As we know, Vinvela ultimately gets the jump on Shilric as far as dying goes. But leave that aside for now. I am still figuring out what if anything I think about this song, and I think the way to go about this is to describe it.
It is in the form of a dialogue. This is a conversation, not a duet, which is significant. It is a series of little recits and mini-arias. Shilric and Vinvela’s voices never touch one another. Schubert could have written this so that the lines of the two speakers overlay one another, but he didn’t. Shilric and Vinvela might well be already apart, as the text suggests.
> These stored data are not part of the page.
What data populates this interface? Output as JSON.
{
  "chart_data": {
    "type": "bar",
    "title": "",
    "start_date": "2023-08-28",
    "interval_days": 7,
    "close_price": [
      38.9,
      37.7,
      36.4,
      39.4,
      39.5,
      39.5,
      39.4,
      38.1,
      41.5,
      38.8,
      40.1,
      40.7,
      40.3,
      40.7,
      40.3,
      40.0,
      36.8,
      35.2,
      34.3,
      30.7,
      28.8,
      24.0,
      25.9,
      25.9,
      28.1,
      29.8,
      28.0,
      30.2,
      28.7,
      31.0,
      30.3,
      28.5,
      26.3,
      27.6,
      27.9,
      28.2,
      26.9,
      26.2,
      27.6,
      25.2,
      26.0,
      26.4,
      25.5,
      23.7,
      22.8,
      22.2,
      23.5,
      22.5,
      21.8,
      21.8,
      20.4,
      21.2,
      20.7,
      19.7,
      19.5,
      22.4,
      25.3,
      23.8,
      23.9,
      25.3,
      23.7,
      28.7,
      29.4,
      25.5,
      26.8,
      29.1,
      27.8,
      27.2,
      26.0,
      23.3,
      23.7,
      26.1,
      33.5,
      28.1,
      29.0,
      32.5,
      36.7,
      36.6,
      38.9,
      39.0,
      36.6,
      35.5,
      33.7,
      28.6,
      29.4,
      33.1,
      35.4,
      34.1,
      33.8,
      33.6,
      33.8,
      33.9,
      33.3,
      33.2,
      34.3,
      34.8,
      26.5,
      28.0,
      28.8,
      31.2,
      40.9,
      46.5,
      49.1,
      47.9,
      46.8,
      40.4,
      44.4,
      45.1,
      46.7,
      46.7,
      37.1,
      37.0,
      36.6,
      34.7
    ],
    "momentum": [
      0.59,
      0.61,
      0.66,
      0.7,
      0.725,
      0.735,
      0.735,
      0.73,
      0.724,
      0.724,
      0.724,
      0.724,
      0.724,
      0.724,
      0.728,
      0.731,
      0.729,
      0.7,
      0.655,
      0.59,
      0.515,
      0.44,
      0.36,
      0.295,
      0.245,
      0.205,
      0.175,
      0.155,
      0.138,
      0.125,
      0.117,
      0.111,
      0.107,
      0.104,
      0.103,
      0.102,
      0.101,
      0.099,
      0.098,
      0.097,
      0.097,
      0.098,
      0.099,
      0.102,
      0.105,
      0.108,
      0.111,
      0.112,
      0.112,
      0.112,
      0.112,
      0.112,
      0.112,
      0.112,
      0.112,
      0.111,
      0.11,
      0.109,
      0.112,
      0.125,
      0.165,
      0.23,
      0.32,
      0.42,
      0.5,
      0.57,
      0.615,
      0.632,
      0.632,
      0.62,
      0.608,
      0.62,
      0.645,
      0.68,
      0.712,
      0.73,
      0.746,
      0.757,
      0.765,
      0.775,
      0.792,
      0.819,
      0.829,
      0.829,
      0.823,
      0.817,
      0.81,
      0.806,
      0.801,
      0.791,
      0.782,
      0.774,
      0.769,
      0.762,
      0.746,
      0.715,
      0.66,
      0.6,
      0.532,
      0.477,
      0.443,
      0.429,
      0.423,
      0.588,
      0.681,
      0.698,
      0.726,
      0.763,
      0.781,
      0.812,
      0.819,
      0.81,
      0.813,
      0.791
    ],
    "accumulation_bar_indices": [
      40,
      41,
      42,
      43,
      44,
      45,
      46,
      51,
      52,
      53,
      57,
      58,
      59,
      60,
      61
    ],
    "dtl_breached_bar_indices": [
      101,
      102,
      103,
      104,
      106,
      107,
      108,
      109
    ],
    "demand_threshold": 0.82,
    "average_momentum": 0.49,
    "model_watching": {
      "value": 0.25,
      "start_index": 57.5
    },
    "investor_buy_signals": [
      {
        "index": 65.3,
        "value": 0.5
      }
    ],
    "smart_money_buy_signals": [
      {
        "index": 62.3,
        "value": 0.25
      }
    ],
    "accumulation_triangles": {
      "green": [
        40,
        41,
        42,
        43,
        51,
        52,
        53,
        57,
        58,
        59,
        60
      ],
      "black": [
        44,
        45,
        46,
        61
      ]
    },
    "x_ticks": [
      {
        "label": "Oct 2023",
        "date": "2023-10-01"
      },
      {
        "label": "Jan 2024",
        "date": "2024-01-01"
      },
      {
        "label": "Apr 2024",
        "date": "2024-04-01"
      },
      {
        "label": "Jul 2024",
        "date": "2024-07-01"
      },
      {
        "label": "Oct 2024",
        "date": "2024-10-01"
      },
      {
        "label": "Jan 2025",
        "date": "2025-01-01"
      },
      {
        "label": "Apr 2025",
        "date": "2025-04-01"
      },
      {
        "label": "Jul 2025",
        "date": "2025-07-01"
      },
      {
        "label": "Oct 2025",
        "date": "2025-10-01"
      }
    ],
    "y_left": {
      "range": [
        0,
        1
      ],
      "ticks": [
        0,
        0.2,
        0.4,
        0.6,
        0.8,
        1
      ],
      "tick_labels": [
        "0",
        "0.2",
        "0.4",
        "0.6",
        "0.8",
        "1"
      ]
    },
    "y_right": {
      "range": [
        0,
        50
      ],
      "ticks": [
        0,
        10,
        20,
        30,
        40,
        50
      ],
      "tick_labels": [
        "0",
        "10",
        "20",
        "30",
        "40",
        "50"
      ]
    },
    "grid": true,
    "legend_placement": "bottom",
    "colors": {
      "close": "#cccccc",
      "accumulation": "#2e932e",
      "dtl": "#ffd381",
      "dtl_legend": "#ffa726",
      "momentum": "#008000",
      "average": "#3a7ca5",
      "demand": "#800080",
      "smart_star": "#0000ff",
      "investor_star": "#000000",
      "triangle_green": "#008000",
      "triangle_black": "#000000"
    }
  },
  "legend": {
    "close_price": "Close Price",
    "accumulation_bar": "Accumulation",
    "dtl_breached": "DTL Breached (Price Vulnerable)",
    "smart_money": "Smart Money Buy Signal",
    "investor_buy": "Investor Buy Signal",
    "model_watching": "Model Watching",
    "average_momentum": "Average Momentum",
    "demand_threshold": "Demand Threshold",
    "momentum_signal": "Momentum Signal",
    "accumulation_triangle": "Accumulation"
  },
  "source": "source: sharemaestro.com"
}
In addition, there is often (if I am hearing this right) a key change when the text changes speakers, e.g. at 3.30 and 6.30. Musically as well as dramatically, the doomed lovers are in different places. These two are communicating with one another, just not in a way that allows them to be in the same place at the same time.
I suppose the argument, then, is that fate’s decree that poor Shilric and Vinvela will never experience a real duet (so to speak) is built into Schubert’s music. Whether this makes you care about Shilric and Vinvela or not is a separate question.